Clinical Report: Innovative Predictive Models for Tailoring Outcomes in HCC
Overview
This study developed a nomogram to differentiate hepatocellular carcinoma (HCC) patients for immunotherapy and assess their risk levels.
Background
Hepatocellular carcinoma (HCC) is a significant public health issue, with many patients diagnosed at advanced stages, limiting treatment options. Immunotherapy has emerged as a promising systemic treatment, yet predicting patient outcomes remains challenging.
Data Highlights
Model
C-index (Training)
C-index (Validation)
PFS
0.657
0.657
OS
0.787
0.671
Key Findings
Prognostic factors for progression-free survival (PFS) included treatment sequence, disease progression with bone or lymph node, and Child-Pugh classification. Overall survival (OS) was influenced by BCLC stage, Child-Pugh stage, ascites, ECOG PS, surgery, disease progression with lymph node, and neutrophil-to-lymphocyte ratio (NLR). The PFS model achieved a C-index of 0.657 in both training and validation cohorts.
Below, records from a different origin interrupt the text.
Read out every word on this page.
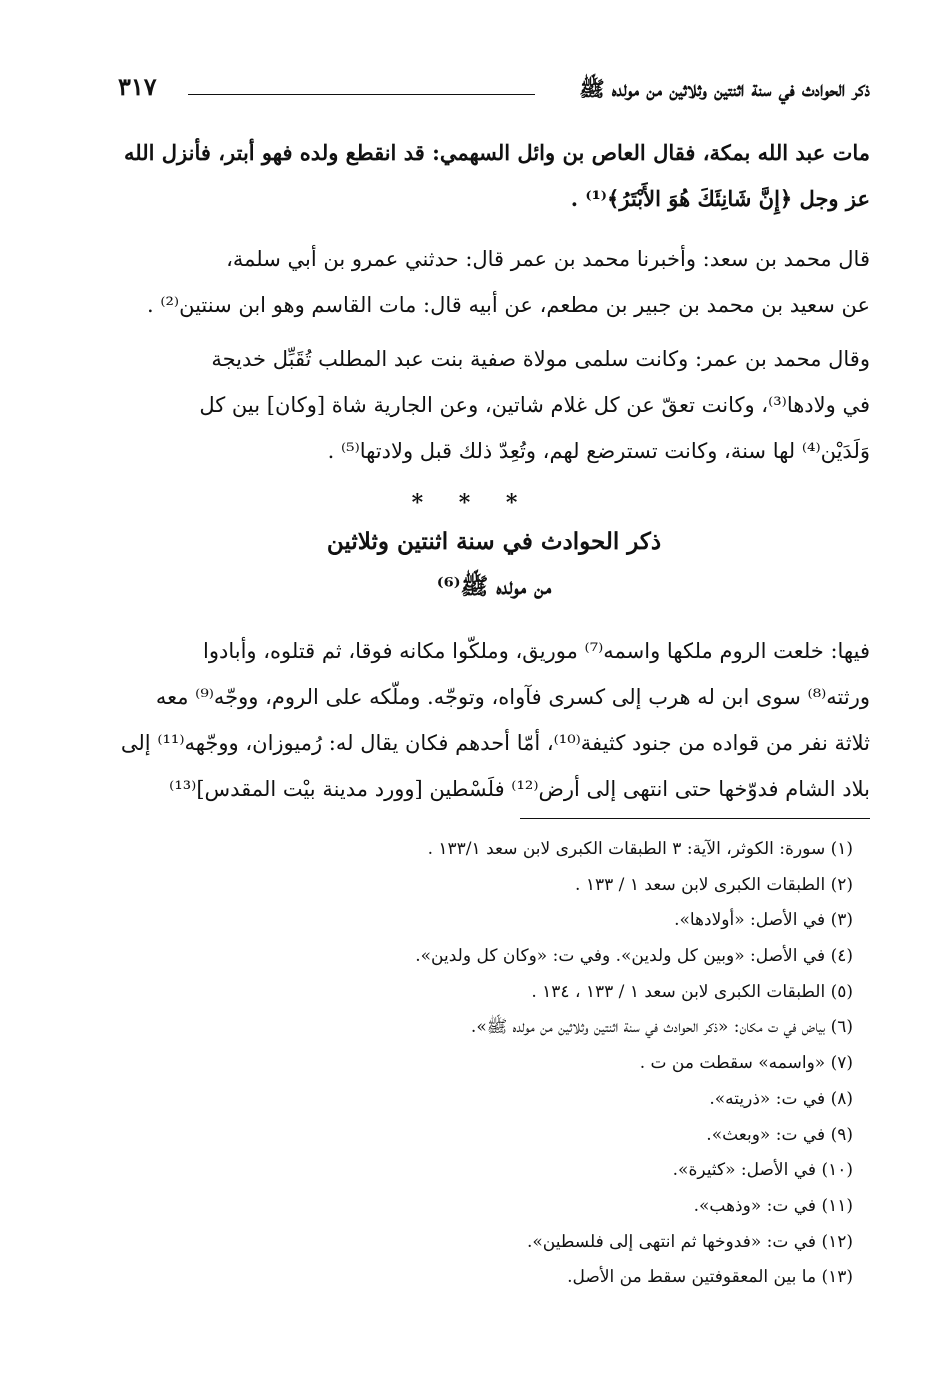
٣١٧	ذكر الحوادث في سنة اثنتين وثلاثين من مولده ﷺ
مات عبد الله بمكة، فقال العاص بن وائل السهمي: قد انقطع ولده فهو أبتر، فأنزل الله
عز وجل ﴿إِنَّ شَانِئَكَ هُوَ الأَبْتَرُ﴾⁽¹⁾ .
قال محمد بن سعد: وأخبرنا محمد بن عمر قال: حدثني عمرو بن أبي سلمة،
عن سعيد بن محمد بن جبير بن مطعم، عن أبيه قال: مات القاسم وهو ابن سنتين⁽²⁾ .
وقال محمد بن عمر: وكانت سلمى مولاة صفية بنت عبد المطلب تُقَبِّل خديجة
في ولادها⁽³⁾، وكانت تعقّ عن كل غلام شاتين، وعن الجارية شاة [وكان] بين كل
وَلَدَيْن⁽⁴⁾ لها سنة، وكانت تسترضع لهم، وتُعِدّ ذلك قبل ولادتها⁽⁵⁾ .
* * *
ذكر الحوادث في سنة اثنتين وثلاثين
من مولده ﷺ⁽⁶⁾
فيها: خلعت الروم ملكها واسمه⁽⁷⁾ موريق، وملكّوا مكانه فوقا، ثم قتلوه، وأبادوا
ورثته⁽⁸⁾ سوى ابن له هرب إلى كسرى فآواه، وتوجّه. وملّكه على الروم، ووجّه⁽⁹⁾ معه
ثلاثة نفر من قواده من جنود كثيفة⁽¹⁰⁾، أمّا أحدهم فكان يقال له: رُميوزان، ووجّهه⁽¹¹⁾ إلى
بلاد الشام فدوّخها حتى انتهى إلى أرض⁽¹²⁾ فلَسْطين [وورد مدينة بيْت المقدس]⁽¹³⁾
(١) سورة: الكوثر، الآية: ٣ الطبقات الكبرى لابن سعد ١٣٣/١ .
(٢) الطبقات الكبرى لابن سعد ١ / ١٣٣ .
(٣) في الأصل: «أولادها».
(٤) في الأصل: «وبين كل ولدين». وفي ت: «وكان كل ولدين».
(٥) الطبقات الكبرى لابن سعد ١ / ١٣٣ ، ١٣٤ .
(٦) بياض في ت مكان: «ذكر الحوادث في سنة اثنتين وثلاثين من مولده ﷺ».
(٧) «واسمه» سقطت من ت .
(٨) في ت: «ذريته».
(٩) في ت: «وبعث».
(١٠) في الأصل: «كثيرة».
(١١) في ت: «وذهب».
(١٢) في ت: «فدوخها ثم انتهى إلى فلسطين».
(١٣) ما بين المعقوفتين سقط من الأصل.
The OS model had C-indices of 0.787 and 0.671 for training and validation cohorts, respectively.
Clinical Implications
The developed nomogram provides a practical tool for clinicians to assess the risk levels of HCC patients undergoing immunotherapy. By utilizing readily available clinical variables, it aids in individual decision-making regarding treatment strategies.
Conclusion
The prognostic nomogram effectively predicts survival outcomes in HCC patients receiving immunotherapy, supporting tailored treatment approaches based on individual risk profiles.